ASR systems could function far more robustly, faster and with uncanny accuracy. Although "local" recognizers on devices are maturing somewhat, e.g. voice dialing and local dictation of text messages, and the computational power of these devices is increasing, the complexity of bigger vocabulary speech recognition systems is beyond the resources of even today's best devices - but DSR precludes any perceived need for such as an alternative to recognition performed on voice signals carried across communication channels. If DSR became prevalent, speech recognition would extend quickly and broadly into more and more online applications and telematics - the potential is truly amazing. And that's just a beginning. Extremely accurate dictation, remote command and control applications and highly advanced, synchronized multimodal features would be within easy reach.
What's wrong? Well, pure capitalism (we're fans) for one.. And that leaves DSR at the end of a two-edged sword.
While it's certain that healthy competition among developers would eventually bring the best DSR available, once again the word "standard" rears it's ugly head and we hear the cries from here.. "That takes away our competitive edge..!"
Moreover, as David cites on his VoiceXML page, there's an understandable "You go first dilemma" quandary; Here's David's description of the hurdle to making DSR a default type interface:
"It’s been a bit of a “chicken and egg” conundrum with server vendors waiting to see widespread availability of DSR in handsets before making product commitments and handset manufactures similarly asking “where are the recognition servers to support applications?”. "

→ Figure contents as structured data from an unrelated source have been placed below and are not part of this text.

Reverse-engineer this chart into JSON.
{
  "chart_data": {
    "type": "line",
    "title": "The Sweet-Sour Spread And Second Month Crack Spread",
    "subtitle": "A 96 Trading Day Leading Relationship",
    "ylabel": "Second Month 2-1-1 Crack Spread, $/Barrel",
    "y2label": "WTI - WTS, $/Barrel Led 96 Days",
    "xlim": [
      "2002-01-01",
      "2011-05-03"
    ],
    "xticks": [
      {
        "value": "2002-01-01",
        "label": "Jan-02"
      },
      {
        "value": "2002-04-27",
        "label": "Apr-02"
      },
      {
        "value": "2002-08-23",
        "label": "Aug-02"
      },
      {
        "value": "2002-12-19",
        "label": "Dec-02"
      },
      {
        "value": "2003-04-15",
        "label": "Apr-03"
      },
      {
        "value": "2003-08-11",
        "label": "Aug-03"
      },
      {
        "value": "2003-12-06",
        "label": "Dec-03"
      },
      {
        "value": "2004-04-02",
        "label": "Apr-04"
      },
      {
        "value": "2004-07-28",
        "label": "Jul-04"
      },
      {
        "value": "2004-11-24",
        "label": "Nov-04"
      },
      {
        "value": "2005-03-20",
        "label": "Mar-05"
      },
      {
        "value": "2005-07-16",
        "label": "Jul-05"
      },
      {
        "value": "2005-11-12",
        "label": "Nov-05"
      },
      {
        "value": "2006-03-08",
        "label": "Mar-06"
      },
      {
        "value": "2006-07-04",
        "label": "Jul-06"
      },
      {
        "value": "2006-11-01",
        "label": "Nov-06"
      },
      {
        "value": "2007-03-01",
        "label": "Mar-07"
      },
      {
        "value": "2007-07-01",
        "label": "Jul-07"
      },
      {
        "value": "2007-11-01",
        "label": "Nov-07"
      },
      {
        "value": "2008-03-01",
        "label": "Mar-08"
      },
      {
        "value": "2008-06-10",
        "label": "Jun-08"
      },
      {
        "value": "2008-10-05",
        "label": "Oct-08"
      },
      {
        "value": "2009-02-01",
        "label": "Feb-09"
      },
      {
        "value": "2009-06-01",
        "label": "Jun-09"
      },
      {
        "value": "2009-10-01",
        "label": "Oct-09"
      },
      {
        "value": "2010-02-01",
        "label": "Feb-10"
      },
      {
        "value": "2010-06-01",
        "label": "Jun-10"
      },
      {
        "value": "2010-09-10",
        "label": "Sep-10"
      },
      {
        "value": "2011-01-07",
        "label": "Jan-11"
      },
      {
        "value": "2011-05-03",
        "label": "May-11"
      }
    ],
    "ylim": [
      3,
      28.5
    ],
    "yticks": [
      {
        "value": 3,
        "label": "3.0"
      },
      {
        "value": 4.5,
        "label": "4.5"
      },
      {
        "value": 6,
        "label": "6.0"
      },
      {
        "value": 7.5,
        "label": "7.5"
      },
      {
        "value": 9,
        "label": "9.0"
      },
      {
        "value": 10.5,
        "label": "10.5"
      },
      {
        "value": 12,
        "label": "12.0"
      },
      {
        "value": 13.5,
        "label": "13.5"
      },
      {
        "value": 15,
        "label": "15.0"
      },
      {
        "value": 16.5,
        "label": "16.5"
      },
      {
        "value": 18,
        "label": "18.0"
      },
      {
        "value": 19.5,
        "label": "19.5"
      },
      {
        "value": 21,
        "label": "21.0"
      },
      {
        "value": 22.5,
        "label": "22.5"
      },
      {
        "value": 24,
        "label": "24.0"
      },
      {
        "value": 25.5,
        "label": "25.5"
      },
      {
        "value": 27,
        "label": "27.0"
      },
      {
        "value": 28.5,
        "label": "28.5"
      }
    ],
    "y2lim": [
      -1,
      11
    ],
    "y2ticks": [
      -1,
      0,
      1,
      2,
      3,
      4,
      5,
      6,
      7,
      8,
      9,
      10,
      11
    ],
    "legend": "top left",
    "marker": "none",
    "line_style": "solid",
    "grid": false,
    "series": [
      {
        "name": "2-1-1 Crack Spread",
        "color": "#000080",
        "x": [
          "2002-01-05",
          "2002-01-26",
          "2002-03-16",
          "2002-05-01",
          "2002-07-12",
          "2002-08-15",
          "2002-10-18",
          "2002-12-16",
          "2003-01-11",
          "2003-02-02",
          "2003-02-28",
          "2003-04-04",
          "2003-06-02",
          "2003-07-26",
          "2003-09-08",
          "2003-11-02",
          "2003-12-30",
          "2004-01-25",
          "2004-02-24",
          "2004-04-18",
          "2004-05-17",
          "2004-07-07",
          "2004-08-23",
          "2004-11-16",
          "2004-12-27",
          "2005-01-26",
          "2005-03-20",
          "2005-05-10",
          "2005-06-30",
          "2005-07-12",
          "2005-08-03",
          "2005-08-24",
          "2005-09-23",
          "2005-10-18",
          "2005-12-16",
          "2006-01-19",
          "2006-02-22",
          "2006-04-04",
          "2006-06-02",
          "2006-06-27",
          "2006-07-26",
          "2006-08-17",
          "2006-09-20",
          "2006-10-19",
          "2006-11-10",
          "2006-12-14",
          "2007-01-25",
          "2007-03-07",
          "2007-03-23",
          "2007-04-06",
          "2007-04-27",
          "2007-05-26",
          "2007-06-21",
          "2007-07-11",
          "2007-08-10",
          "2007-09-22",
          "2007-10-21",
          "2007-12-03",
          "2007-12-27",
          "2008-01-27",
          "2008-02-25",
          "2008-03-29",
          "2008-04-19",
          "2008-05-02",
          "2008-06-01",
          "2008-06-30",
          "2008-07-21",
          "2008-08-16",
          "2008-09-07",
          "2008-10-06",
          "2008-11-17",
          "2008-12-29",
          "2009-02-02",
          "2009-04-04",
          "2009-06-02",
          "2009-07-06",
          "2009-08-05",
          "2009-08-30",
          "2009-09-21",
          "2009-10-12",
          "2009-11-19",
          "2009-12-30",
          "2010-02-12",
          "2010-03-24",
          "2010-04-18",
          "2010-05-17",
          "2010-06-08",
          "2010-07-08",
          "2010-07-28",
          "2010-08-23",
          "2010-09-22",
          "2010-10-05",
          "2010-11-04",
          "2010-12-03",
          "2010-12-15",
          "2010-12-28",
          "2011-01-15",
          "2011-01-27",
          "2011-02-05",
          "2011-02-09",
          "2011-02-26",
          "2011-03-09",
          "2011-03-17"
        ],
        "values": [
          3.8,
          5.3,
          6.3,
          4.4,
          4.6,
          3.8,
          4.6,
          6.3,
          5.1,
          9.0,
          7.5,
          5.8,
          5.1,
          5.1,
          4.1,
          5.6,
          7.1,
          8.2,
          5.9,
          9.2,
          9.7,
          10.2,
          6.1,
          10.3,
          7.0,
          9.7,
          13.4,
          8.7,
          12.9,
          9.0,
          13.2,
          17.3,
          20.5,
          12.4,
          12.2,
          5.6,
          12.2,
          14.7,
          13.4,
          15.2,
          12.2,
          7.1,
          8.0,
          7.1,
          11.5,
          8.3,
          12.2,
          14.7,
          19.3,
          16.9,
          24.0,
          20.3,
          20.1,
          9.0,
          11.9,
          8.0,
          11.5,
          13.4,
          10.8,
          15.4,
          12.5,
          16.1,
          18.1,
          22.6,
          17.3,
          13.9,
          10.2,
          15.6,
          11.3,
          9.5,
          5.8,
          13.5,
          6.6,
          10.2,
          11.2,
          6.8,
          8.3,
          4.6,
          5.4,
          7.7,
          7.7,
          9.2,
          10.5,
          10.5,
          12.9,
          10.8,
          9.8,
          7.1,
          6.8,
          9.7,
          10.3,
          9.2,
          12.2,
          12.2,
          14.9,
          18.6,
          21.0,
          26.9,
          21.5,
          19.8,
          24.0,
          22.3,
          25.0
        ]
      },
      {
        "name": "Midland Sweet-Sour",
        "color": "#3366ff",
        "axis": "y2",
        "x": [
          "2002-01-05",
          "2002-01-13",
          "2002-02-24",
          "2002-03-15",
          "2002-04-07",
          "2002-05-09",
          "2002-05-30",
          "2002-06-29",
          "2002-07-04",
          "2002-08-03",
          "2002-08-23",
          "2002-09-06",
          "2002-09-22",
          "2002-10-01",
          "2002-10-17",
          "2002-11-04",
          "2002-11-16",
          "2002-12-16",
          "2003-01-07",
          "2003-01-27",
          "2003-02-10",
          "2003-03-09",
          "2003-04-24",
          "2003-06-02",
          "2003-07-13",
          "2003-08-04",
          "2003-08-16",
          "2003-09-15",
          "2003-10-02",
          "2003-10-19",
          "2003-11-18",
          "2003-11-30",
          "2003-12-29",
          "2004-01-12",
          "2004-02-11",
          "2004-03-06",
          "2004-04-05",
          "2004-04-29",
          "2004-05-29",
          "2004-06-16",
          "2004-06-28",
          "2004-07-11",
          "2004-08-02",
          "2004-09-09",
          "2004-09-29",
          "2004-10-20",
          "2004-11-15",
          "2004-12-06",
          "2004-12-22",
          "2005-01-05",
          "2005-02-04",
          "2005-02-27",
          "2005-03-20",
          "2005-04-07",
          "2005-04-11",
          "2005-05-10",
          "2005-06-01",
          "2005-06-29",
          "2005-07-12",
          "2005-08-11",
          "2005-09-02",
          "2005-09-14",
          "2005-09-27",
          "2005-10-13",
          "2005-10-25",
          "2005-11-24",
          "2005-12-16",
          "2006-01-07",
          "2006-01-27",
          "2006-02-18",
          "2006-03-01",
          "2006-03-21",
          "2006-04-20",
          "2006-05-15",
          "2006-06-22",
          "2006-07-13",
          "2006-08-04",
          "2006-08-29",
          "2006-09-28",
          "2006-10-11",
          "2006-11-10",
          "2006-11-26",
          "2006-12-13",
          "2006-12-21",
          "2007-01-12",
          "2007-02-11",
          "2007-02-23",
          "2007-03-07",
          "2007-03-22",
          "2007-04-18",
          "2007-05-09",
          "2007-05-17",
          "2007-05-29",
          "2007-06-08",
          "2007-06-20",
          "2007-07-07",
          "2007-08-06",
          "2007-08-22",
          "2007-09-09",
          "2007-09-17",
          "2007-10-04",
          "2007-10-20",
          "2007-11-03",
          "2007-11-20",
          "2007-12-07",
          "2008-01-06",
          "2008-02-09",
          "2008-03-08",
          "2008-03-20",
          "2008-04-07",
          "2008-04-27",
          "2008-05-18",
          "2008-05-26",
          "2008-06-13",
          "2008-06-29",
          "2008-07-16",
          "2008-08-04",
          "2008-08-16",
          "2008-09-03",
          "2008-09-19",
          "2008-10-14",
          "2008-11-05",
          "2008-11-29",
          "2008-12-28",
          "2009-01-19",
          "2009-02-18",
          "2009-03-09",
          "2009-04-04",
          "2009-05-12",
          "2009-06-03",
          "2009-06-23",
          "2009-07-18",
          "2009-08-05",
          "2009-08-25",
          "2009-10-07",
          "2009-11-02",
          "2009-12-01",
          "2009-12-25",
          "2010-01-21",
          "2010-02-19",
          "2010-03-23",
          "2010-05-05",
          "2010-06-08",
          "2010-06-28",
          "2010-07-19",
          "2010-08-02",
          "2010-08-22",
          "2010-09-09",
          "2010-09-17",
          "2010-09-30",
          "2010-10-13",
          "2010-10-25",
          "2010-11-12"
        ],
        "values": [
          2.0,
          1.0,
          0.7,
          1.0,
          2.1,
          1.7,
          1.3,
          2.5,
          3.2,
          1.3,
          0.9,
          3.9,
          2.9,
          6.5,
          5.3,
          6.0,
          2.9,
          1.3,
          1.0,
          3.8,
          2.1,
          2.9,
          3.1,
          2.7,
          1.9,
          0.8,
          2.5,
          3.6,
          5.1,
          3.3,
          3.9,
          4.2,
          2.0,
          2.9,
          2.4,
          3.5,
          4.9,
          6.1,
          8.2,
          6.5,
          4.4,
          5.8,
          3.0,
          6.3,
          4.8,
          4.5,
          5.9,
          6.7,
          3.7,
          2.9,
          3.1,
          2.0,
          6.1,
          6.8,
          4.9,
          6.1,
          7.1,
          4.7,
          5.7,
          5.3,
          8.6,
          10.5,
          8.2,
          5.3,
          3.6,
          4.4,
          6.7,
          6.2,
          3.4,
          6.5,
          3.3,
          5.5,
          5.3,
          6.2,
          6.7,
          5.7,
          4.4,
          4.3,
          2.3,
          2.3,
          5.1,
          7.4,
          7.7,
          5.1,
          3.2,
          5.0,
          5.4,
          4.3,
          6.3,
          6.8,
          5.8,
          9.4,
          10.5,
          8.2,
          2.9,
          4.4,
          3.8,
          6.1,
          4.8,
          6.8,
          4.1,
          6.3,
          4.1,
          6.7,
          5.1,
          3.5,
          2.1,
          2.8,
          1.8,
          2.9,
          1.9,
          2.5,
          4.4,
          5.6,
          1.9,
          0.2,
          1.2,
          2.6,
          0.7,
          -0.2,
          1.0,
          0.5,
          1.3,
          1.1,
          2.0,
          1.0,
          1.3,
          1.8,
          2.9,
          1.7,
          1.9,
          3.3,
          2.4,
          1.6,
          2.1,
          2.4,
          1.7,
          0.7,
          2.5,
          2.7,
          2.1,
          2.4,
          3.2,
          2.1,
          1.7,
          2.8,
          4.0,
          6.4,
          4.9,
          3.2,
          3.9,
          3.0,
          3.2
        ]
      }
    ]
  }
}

But, as David notes, this is no longer..
"The data connectivity provided by 2.5G GPRS networks to support the transport of packet switched speech and multimodal services are already widely deployed and wider bandwidths of 3G data networks are being launched. With the adoption of DSR by 3GPP we have an egg! "
It would seem we do!
To the consumer, DSR's benefits would be plentiful. No matter what mobile device you used, and what remote server your mobile device is talking to, across whoever's wireless network, consumers could enjoy effective, accurate ASR speech recognition that even resists ambient noise interference. Ever tried to talk to an IVR system near traffic? In a crowded mall setting? DSR's Advanced Front End provides state-of-the-art robustness to background noise. In addition to almost unmatched reproduction accuracy, AFE offers a 50% decrease error rate compared to the mel-cepstrum, and about twice the noise-canceling of comparable, useable algorithms.
DSR's voice device benefits don't end there, either. Because of it's low cost, fairly "dumb" wearable wireless speech devices (lapel microphones, handheld/mobile headsets) themselves could begin carrying DSR as a way to communicate across the network with a remote recognizer, and the need for a handheld simply removed, in many instances.
Just think.. if all this was somehow standardized - wouldn't it be nice to see devices get a little less expensive, for a period..?